“Call me Rosalie,” Rita Hayworth breathed passionately to Orson Welles.
“Call me Rosalie! Call me Rosalie!” I chided.
“Call me Rosely. Call me Rosely,” little Howie echoed.
It invariably sent her wailing to her room, and was the only really effective weapon we had against her. We had no idea why it worked, only that it always did. That she was fourteen and all befuddled by her biology and emotions was way beyond our comprehension.
As were most adult movies to me at the time. Typical was the image of the beautiful woman, shot and on the floor, framed from cockroach point of view, pleading with the hero who towered over her in the distance, and was just walking away, refusing to help her, leaving her to die alone. I just couldn’t understand it. How could he do that? It just wasn’t right.
Just that one scene stuck in my mind, while the rest of the movie and its identity was lost to me, except something about shattering glass...
It would be more than a decade before I discovered that the anti-sister venom and that haunting scene belonged to the same movie. Moreover, my memory had Welles descending stairs as Rita lay at the top, but there were no stairs, just the illusion of them created by the shadow of the turnstile on the walls. Oddest of all however—these days at least—is that it is the scene immediately preceding the one my mind had clung to so determinedly—the shoot-out in the mirror maze—that the experts tell us is supposed to be the unforgettable moment from The Lady from Shanghai. Not for me.

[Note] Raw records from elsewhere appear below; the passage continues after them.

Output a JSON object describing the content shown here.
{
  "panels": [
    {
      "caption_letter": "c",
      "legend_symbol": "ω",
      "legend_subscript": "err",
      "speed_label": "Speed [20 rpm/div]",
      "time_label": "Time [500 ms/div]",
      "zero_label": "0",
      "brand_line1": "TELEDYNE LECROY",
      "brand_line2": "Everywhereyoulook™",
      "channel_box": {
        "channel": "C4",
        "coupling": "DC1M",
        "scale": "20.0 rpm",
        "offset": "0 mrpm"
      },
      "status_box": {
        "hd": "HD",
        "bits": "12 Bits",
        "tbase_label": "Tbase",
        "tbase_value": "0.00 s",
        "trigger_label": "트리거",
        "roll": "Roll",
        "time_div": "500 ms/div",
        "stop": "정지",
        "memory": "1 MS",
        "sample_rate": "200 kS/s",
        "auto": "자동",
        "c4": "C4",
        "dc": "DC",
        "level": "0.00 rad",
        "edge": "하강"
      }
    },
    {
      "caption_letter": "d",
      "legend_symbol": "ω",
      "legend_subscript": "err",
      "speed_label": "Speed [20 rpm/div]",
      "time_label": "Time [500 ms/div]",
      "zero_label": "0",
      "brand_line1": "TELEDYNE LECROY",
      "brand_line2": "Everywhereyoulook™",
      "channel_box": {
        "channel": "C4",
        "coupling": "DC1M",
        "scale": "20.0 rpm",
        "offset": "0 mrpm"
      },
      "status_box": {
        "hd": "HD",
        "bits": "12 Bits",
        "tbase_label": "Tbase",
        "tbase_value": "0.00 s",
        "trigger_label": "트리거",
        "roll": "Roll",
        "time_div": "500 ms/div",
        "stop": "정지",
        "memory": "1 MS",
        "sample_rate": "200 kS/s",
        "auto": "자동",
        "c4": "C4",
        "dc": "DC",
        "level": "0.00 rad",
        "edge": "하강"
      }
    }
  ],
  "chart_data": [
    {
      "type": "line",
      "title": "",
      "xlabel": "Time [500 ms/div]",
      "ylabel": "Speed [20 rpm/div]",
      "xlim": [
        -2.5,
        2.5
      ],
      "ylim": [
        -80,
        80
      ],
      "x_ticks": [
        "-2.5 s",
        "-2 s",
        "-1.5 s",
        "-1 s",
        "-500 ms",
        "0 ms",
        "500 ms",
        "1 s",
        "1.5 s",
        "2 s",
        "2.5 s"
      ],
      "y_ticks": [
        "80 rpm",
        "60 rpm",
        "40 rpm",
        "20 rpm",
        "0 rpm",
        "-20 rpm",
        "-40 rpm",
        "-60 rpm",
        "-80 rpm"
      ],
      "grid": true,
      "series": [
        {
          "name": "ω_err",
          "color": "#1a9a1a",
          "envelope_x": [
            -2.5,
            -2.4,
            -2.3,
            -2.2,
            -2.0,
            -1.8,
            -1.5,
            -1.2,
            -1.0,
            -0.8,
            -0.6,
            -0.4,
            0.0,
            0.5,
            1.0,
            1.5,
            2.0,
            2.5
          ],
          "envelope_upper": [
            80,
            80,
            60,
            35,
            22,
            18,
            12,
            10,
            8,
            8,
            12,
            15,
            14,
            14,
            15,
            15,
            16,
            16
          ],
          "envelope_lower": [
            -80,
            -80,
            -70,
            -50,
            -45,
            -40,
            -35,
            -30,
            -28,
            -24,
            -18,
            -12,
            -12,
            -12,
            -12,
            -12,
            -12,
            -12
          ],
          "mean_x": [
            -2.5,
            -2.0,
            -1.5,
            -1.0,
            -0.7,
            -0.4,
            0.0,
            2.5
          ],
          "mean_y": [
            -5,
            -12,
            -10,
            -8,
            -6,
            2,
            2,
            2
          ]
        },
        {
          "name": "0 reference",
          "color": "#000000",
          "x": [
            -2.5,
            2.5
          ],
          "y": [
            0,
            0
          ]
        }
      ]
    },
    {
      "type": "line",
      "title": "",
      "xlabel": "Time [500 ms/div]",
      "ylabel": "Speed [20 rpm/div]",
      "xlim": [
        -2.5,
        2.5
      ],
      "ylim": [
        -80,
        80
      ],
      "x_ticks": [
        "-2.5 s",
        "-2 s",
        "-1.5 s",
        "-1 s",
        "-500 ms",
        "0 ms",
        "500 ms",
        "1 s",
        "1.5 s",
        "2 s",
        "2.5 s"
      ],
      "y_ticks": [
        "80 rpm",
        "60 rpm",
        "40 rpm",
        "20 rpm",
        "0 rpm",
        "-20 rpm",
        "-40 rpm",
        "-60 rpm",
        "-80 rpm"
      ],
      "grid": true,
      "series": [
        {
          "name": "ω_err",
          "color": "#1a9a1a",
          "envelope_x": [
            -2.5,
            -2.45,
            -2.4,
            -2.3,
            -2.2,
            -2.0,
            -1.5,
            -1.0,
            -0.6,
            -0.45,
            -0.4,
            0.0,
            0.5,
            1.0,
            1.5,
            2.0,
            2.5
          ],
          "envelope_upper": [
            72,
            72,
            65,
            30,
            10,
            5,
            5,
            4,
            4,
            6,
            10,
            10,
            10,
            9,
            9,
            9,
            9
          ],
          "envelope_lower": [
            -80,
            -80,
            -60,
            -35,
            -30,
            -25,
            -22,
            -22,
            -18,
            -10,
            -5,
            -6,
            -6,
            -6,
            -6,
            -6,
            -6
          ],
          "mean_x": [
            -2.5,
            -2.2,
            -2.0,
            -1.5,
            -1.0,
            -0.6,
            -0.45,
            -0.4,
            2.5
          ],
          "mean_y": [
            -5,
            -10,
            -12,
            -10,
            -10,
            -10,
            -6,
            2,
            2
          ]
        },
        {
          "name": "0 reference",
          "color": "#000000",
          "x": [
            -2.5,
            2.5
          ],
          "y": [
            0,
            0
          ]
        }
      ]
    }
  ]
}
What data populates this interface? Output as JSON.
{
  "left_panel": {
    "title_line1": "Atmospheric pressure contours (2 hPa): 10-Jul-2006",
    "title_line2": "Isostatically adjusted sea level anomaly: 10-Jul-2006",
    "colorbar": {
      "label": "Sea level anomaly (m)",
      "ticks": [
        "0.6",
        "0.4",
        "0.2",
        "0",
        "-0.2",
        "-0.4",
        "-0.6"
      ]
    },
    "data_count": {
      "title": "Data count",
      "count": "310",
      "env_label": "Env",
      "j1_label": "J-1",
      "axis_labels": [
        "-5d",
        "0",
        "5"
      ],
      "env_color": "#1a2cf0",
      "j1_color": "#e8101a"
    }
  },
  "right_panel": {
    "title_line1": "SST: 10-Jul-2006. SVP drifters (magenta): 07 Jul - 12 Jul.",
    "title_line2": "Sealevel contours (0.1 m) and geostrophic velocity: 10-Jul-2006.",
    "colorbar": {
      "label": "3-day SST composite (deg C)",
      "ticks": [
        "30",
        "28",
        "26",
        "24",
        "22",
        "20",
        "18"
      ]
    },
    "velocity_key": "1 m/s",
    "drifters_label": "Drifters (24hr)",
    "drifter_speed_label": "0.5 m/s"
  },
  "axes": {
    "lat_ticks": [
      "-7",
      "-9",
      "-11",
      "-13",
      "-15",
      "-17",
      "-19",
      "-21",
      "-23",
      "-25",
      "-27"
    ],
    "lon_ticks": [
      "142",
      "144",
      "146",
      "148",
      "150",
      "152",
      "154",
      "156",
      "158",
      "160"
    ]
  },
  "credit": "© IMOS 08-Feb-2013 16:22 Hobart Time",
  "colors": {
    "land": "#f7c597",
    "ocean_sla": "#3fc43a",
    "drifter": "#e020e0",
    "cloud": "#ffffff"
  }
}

It seemed like I was clever but I wasn't. I was stupid, that's what I was. Maybe if I lived long enough I would forget her. Maybe I'd die trying.
That man who unbelievably walked away was Orson Welles, in the movie that finally gave him the fame he had long before earned but been denied when he made Citizen Kane, was also the creator of radio’s finest hour—his extraordinary dramatisation of H. G.’s War of the Worlds, that had everybody looking to the skies in terror. And prophetically so, for although the Martians never existed, all of the greatest potential dangers of the future would come at us from that direction. We are looking still.
We have sent our messages into deep space, and now live in simultaneous joy and horror of the possibility that one day there might be a reply.